The concept of a recursive function is to repeat the same task over and over again until you reach some limiting boundary. Taking your first question, you have two numbers and you need to add them together. However, you only have the ability to add 1 to a number or subtract 1 from a number. You also have the literal value zero.
So. consider you numbers as two buckets. They each have 10 stones in them. You want to "add" those two buckets together. You are only permitted to move one stone at a time (i.e. you can't grab a handful or tip one bucket into the other).
Lets say you want to move everything from the left bucket into the right bucket, one stone at a time. What are you going to have to do?
First, you have to take 1 stone from the left bucket, i.e. you are using sub1 to remove one stone from the bucket. You then add that same stone to the right bucket, i.e. you add1 to the right bucket.
Now you could do this in a loop, but you don't know how many stones there will be in any given solution. What you really want to do is say "Take one stone from the left bucket, put it in the right bucket and repeat until there are no stones in the left bucket.' This case of there being no stones in the left bucket is called you "Base Case". It's the point at which you say OK, I'm done now.
A pseudocode example of this situation would be (using your plus, add1, sub1 and zero):
plus(leftBucket, rightBucket)
{
if(leftBucket == zero) // check if the left bucket is empty yet
{
// the left bucket is empty, we've moved all the stones
return rightBucket; // the right bucket must be full
}
else
{
// we still have stones in the left bucket, remove 1,
// put it in the right bucket, repeat.
return plus(sub1(leftBucket), add1(rightBucket));
}
}
If you still need more help, let me know, I can run through other examples but this looks like it's probably a homework problem for you and recursion is incredibly important to understand so I don't want to just give you all the answers.
Recursion is simply a function that calls itself. The most common, easily understood examples of recursion is walking a data structure that looks like a tree.
How would you visit each branch of a tree? You would start at the trunk and call visit(branch), passing the trunk of the tree as the first branch. Visit() calls itself for each branch of each branch, and so on.

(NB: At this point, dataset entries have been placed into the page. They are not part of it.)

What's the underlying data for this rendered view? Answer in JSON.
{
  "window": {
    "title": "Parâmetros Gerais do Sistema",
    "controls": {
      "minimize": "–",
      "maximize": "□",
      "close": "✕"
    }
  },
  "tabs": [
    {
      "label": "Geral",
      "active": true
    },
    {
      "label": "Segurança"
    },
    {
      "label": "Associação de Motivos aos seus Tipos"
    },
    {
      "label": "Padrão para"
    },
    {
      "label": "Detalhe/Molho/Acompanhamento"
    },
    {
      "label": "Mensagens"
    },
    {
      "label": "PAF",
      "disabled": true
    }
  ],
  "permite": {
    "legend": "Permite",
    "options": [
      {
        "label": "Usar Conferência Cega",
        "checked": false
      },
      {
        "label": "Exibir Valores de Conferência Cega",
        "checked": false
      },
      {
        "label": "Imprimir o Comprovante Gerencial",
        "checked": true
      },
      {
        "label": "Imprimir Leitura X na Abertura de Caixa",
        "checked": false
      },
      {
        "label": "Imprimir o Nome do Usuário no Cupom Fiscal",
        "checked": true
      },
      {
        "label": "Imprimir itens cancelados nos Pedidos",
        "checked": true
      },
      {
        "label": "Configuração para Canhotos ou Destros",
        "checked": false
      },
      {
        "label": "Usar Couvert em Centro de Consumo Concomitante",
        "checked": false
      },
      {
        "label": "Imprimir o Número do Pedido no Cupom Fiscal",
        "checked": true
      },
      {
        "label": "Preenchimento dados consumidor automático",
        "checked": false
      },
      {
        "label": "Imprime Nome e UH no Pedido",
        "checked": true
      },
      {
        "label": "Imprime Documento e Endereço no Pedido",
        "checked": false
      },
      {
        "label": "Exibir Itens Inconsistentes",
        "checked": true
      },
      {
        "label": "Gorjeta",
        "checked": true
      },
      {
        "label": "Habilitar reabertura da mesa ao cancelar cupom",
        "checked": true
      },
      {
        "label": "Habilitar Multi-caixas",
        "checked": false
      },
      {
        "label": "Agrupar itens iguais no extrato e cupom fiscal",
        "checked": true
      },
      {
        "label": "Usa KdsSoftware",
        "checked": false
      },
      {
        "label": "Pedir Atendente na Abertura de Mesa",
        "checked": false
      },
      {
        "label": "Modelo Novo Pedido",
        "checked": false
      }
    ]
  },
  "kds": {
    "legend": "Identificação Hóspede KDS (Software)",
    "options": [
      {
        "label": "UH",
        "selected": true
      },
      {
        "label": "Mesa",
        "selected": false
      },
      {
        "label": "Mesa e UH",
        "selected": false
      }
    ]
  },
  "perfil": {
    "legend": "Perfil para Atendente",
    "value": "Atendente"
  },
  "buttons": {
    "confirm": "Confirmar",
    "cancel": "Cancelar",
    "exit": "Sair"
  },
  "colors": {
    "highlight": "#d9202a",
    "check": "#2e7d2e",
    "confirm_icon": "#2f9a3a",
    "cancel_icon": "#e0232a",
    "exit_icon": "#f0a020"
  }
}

public void visit(Branch branch)
{
// do something with this branch here
// visit the branches of this branch
foreach(var subbranch in branch.branches)
{
visit(subbranch)
}
}
Recursion is closely related to induction - first you solve (or prove) a base case, and then you assume your solution is correct for some value n, and use that to solve (or prove) it for n + 1.
So the first step here is to look at the first problem. What would be a good base case for adding two numbers together?
Alright, so we have our base case: when one of the numbers is zero.
For simplicity's sake, we'll assume that the second number is zero, just to make things a little easier.
So we know that (+ n 0) is equal to n. So now for our recursive step, we want to take an arbitrary call (+ x y), and turn that into a call which is closer to our ideal (+ n 0). That way we'll have made some progress and will eventually solve our problem.
So how are we going to do this?
(+ x y) is of course equivalent to (+ (add1 x) (sub1 y)) - which takes us closer to our base case of (zero? y).
This gives us our final solution:
(define (+ x y)
(if (zero? y)
(x)
(+ (add1 x) (sub1 y))
))
(you can, of course, swap the order of the arguments and it will still be equivalent).
A similar mechanism can be used to solve the other two problems.